Table of Contents Author Guidelines Submit a Manuscript
Computational and Mathematical Methods in Medicine
Volume 2017 (2017), Article ID 1421409, 8 pages
https://doi.org/10.1155/2017/1421409
Research Article

Probing for Sparse and Fast Variable Selection with Model-Based Boosting

1Department of Statistics, LMU München, München, Germany
2Department of Medical Informatics, Biometry and Epidemiology, FAU Erlangen-Nürnberg, Erlangen, Germany
3Department of Medical Biometry, Informatics and Epidemiology, University Hospital Bonn, Bonn, Germany

Correspondence should be addressed to Tobias Hepp; ed.negnalre-ku@ppeh.saibot

Received 9 February 2017; Accepted 13 April 2017; Published 31 July 2017

Academic Editor: Yuhai Zhao

Copyright © 2017 Janek Thomas et al. This is an open access article distributed under the Creative Commons Attribution License, which permits unrestricted use, distribution, and reproduction in any medium, provided the original work is properly cited.

Abstract

We present a new variable selection method based on model-based gradient boosting and randomly permuted variables. Model-based boosting is a tool to fit a statistical model while performing variable selection at the same time. A drawback of the fitting lies in the need of multiple model fits on slightly altered data (e.g., cross-validation or bootstrap) to find the optimal number of boosting iterations and prevent overfitting.

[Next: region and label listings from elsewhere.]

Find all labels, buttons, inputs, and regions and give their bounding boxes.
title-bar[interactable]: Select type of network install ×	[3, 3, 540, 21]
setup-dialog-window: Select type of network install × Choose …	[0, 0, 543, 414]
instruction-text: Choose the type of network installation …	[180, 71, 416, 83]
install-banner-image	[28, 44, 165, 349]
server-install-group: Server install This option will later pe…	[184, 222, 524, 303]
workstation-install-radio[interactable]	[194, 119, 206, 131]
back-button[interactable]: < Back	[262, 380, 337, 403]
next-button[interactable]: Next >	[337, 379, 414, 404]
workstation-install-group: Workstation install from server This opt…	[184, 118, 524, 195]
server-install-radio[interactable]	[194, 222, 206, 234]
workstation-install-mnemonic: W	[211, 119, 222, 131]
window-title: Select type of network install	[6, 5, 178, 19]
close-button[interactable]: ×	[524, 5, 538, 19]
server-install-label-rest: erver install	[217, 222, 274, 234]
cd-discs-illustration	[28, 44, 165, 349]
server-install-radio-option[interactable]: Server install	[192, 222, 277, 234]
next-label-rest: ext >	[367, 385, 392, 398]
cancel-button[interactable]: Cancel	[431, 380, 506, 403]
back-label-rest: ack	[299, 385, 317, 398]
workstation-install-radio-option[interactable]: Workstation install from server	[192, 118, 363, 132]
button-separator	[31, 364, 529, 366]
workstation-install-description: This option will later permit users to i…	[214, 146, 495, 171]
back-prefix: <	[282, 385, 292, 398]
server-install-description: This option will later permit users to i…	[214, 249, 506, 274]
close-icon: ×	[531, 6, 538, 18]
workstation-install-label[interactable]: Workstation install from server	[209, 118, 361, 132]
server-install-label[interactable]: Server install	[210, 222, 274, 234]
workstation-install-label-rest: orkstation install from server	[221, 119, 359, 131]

In our proposed approach, we augment the data set with randomly permuted versions of the true variables, so-called shadow variables, and stop the stepwise fitting as soon as such a variable would be added to the model. This allows variable selection in a single fit of the model without requiring further parameter tuning. We show that our probing approach can compete with state-of-the-art selection methods like stability selection in a high-dimensional classification benchmark and apply it on three gene expression data sets.